No way to catch a break
You probably never heard of him, right?
Well, you likely will not soon forget him after absorbing this tale of woe about poor Joe, who suffers through a couple of incredibly forgettable days during his baseball career.
Well, forgettable for him.
Most memorable, though, to historians, who note that 94 years ago today Sprinz is the Cleveland Indians’ catcher who falls victim to not one, but two triple steals in the same 1930 game during the Philadelphia Athletics’ 14-1 victory before a Friday afternoon crowd of 6,000 at League Park.

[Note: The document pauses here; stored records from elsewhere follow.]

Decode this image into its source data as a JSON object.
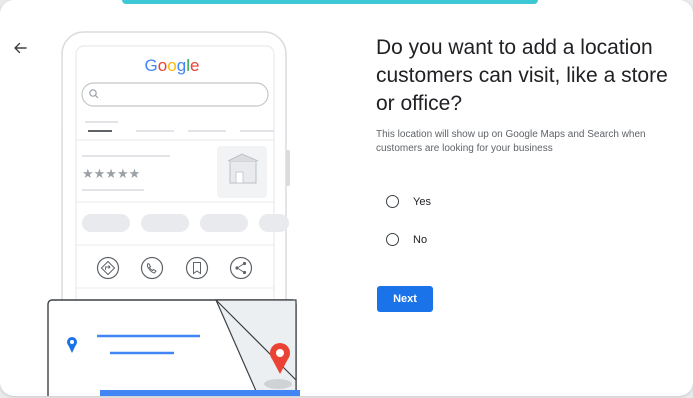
{
  "header": {
    "back_icon": "arrow-left-icon"
  },
  "illustration": {
    "logo_text": "Google",
    "rating_stars": "★★★★★",
    "action_icons": [
      "directions-icon",
      "phone-icon",
      "bookmark-icon",
      "share-icon"
    ],
    "colors": {
      "logo_blue": "#4285f4",
      "logo_red": "#ea4335",
      "logo_yellow": "#fbbc05",
      "logo_green": "#34a853",
      "pin_red": "#ea4335",
      "pin_blue": "#1a73e8"
    }
  },
  "main": {
    "question": "Do you want to add a location customers can visit, like a store or office?",
    "description": "This location will show up on Google Maps and Search when customers are looking for your business",
    "options": [
      {
        "label": "Yes",
        "selected": false
      },
      {
        "label": "No",
        "selected": false
      }
    ],
    "next_label": "Next"
  },
  "colors": {
    "accent": "#1a73e8",
    "top_accent": "#3ec8d6"
  }
}
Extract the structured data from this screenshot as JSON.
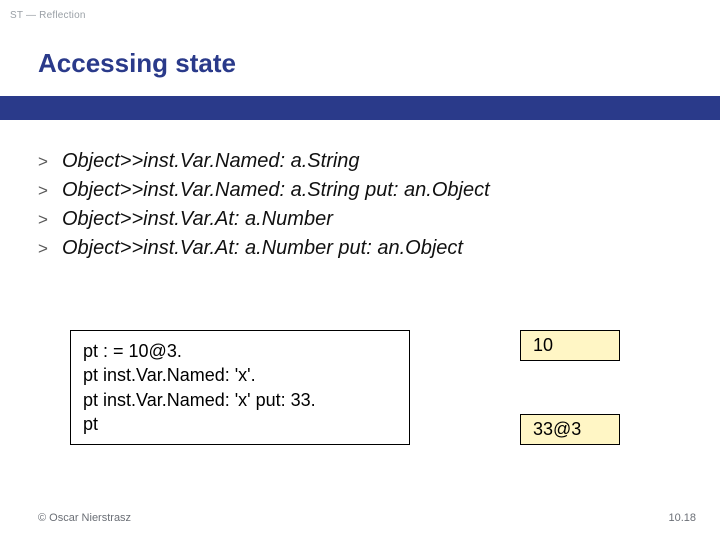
{
  "crumb": "ST — Reflection",
  "title": "Accessing state",
  "bullets": [
    "Object>>inst.Var.Named: a.String",
    "Object>>inst.Var.Named: a.String put: an.Object",
    "Object>>inst.Var.At: a.Number",
    "Object>>inst.Var.At: a.Number put: an.Object"
  ],
  "bullet_marker": ">",
  "code": {
    "l1": "pt : = 10@3.",
    "l2": "pt inst.Var.Named: 'x'.",
    "l3": "pt inst.Var.Named: 'x' put: 33.",
    "l4": "pt"
  },
  "results": {
    "r1": "10",
    "r2": "33@3"
  },
  "footer": "© Oscar Nierstrasz",
  "page": "10.18"
}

Playing in only his sixth game in the majors, Sprinz watches the Athletics’ Al Simmons, Bing Miller and Dib Williams pull off a triple steal in the first inning before Mickey Cochrane, Simmons and Jimmie Foxx duplicate the feat in the fourth.
Sprinz suffers more misery on another ballfield exactly nine years and nine days later.
While playing for San Francisco in the Pacific Coast League during the 1939 season, Sprinz – on his 37th birthday, no less – tries to break the altitude record for catching a baseball.
The first four baseballs falling 800 feet from a blimp elude Sprinz and harmlessly plop to the turf.
Sprinz gets his mitt on the ball in the fifth attempt, which actually gets more of Sprinz than he gets of it as the ball glances off his glove and hits him in the face.
Sprinz collapses to the turf.
The impact of ball to face knocks out Sprinz, who when he awakens learns that he is missing five teeth while also fracturing 12 bones in his face.